We live happily in the city – Brooklyn, to be exact – but whenever we head out of town into the great expanse of lawns, big-ass grills, backyards and double garages connected to the house (!), my husband and I get disoriented by our attraction to suburban life.

We start doing calculations to justify our existence in the crowded and expensive place where we reside:

Urban lifestyle = ten options of capoeira lessons for kids + late night delivery of Vietnamese food +/- the possibility of witnessing crazy and beautiful moments constantly = having your own damn swing set and not having to negotiate the politics of one tire swing in the park with John and Jane Public and their kids Jade and Jude + good public school options for all – a certain soul = Suburbs.

It’s a special form of calculus we do.

We’ve tossed the city vs. suburbs debate around at home and on road trips to visit family and friends in their houses with more than four rooms. It’s not as bad a dilemma for us as its torturous sister discussion: private vs. public schoolbut you can definitely drive yourself mad trying to figure out if you’re doing the best by your kids rather than holding on to something because you’re selfish.

So why do we like it here in the city? The convenience of having small kids in a densely populated place keeps us sane, for one. We’re talking play dates with other kids in our building in the dead of winter, a 24-hour deli on the corner and a superintendant that saves us the convenience of calling for a repairperson every time something goes haywire. We have neighbors and friends just outside the door to watch the kids if we need them. There is always something cool to check out with the kids – a concert, a museum, even just a walk down the street can be entertaining.

However, as our kids get older, and certainly when summer arrives and the playgrounds are roasting and our city pools have intimidating rules, I see obvious benefits of living in the ’burbs – camping in the backyard, grilling on the patio and of being that much closer to hiking, biking and beaching. I get lifestyle envy for sure.

We often meet people who are happy they made the leap an hour or two out of town, but are almost uniformly wistful about missing the energy and the randomness of the city. Most seem to have a complex about leaving it behind. I understand how they must feel. Everything about having kids is a trade off and deciding what’s best for each family is absolutely dependent upon each one’s unique priorities.

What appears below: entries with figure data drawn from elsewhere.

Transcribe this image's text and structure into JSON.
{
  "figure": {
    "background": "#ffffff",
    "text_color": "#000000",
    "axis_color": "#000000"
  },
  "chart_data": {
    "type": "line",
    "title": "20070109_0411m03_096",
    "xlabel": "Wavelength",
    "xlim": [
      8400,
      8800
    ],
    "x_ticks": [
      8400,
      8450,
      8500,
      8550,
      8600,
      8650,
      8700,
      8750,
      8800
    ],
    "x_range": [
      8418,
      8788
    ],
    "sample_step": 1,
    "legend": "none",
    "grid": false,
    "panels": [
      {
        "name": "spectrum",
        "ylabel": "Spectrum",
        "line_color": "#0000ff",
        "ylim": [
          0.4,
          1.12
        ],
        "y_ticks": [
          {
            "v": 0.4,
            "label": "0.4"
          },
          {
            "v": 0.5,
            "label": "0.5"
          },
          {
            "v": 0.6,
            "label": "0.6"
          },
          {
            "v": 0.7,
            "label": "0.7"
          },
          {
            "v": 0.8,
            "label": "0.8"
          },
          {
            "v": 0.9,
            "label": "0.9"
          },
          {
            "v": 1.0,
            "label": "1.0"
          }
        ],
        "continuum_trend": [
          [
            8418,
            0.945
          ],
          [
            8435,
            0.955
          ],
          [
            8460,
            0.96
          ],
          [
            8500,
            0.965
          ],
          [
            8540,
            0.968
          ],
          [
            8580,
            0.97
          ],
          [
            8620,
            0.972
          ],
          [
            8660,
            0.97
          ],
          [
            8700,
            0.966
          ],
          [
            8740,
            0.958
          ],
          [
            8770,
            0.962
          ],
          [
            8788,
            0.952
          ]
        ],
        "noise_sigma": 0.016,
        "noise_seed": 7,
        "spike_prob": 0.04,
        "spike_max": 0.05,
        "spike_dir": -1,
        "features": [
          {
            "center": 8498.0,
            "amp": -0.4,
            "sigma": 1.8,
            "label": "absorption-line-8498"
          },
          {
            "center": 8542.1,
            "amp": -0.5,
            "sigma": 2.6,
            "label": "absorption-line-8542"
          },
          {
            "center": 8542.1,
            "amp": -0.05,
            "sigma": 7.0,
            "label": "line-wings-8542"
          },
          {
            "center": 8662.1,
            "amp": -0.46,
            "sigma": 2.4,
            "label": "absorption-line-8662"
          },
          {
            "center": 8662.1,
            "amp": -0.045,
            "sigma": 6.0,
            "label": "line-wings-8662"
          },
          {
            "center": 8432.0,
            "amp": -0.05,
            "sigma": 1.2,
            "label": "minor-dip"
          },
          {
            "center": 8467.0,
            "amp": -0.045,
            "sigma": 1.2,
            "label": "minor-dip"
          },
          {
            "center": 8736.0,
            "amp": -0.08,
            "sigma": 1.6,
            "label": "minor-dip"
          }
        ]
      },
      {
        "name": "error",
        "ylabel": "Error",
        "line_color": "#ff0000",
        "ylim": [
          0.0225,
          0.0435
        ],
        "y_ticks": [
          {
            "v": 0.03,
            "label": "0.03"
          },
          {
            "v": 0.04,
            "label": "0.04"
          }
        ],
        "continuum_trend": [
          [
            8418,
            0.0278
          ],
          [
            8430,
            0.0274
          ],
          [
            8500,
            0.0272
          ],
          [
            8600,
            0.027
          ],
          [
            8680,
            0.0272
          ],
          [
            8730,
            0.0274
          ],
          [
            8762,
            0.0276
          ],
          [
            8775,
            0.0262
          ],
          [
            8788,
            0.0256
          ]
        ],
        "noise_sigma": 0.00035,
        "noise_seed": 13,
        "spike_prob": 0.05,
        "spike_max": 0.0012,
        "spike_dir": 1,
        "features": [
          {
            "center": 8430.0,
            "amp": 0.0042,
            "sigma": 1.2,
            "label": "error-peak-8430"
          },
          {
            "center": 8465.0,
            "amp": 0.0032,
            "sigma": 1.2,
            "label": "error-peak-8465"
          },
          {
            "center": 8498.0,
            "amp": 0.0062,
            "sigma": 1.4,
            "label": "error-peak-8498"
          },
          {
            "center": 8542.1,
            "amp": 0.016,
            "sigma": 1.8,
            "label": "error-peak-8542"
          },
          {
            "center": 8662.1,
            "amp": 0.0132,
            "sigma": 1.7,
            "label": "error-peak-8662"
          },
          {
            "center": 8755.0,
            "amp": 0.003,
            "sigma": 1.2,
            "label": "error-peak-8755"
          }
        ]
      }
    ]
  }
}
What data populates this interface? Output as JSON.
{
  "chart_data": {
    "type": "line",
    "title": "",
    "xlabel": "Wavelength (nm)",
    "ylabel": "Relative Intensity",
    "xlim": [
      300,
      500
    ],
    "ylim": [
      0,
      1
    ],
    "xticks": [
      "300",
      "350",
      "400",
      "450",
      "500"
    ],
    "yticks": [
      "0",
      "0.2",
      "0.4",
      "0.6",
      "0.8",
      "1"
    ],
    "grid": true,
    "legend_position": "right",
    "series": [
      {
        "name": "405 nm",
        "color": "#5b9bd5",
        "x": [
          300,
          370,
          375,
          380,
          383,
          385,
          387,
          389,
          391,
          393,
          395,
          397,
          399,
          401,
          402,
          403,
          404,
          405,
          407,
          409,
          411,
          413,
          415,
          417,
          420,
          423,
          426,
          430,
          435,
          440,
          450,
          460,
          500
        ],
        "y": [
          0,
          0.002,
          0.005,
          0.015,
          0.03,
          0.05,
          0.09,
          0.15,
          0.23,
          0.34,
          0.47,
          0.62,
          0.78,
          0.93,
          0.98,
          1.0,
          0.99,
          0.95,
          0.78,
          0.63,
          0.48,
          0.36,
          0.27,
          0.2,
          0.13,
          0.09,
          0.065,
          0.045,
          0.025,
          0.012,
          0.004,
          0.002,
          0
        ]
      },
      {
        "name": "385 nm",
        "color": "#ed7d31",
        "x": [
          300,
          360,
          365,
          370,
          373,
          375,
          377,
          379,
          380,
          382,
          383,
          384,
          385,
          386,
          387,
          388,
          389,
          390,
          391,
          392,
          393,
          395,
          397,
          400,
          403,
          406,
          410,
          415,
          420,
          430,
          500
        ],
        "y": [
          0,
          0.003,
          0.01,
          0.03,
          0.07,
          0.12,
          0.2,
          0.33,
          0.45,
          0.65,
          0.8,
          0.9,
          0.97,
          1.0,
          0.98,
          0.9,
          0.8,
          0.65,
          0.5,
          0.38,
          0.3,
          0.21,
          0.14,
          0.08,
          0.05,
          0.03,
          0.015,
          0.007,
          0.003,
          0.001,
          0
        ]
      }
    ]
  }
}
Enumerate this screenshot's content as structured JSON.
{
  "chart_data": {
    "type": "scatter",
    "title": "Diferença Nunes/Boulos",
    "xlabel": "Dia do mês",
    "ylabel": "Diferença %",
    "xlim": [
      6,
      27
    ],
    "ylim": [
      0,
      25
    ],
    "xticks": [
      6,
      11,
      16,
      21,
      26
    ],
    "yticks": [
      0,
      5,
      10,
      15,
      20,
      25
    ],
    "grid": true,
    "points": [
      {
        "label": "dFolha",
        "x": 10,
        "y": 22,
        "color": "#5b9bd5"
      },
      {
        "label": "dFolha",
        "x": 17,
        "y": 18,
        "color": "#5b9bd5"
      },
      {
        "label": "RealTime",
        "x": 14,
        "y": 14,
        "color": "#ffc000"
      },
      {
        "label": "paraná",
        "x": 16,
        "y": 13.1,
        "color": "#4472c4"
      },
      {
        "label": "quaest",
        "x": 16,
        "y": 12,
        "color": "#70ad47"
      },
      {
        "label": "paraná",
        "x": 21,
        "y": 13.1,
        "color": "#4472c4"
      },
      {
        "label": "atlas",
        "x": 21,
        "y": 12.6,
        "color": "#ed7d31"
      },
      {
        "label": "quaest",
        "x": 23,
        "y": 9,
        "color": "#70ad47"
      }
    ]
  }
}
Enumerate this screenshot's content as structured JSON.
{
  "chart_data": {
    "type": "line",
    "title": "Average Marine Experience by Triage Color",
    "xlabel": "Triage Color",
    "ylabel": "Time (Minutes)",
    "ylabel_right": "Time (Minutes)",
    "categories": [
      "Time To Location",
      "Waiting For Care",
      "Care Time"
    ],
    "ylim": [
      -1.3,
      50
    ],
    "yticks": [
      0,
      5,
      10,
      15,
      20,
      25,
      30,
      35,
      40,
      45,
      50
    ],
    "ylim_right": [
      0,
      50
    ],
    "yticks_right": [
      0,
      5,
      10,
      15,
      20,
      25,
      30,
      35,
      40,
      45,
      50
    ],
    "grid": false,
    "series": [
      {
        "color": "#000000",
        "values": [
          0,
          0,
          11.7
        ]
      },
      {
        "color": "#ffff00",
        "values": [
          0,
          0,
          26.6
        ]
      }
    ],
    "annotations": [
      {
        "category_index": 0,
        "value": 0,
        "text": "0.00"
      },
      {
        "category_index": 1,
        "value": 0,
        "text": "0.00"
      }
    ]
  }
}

I understand the convenience of having everything for your own family be your own. I get sparkling supermarkets with wide aisles. And I totally get wanting to be around grumpy and opinionated people breathing all over you on the street. I know you can expose your kids to many wonderful things when you live outside of a city.

But I think I’m kind of screwed because I am addicted to city life. I like feeling hyper-aware and on my toes. I love how the highest achievers co-exist here amongst the regular Joes, and the spirit that courses through the city’s veins. It’s grotesque, hilarious, inspiring and overwhelming all at once, and that vibration or energy, or whatever you want to call it, keeps me from being complacent. Not to mention the constant visual, aural and oral stimulation. (Though some of the smells I could do without.)

And I must be insane, but I want my kids to grow up with all that energy in their lives, and have the understanding that there is always something inspirational to look for every day. But also that there are problems and people who are helpless and lost, and that they exist right next to you on the train or in the next neighborhood over.

I do hope I still feel this energized about my home in five years when my kids are older and new challenges arise. We shall see. But, for now, I will enjoy simply visiting our friends and family in the ’burbs, trying to envision my very urban husband pushing a lawnmower or me driving a minivan to Costco. I’ve accepted that the grass is probably greener in the suburbs, but my heart – and family – belong to the city.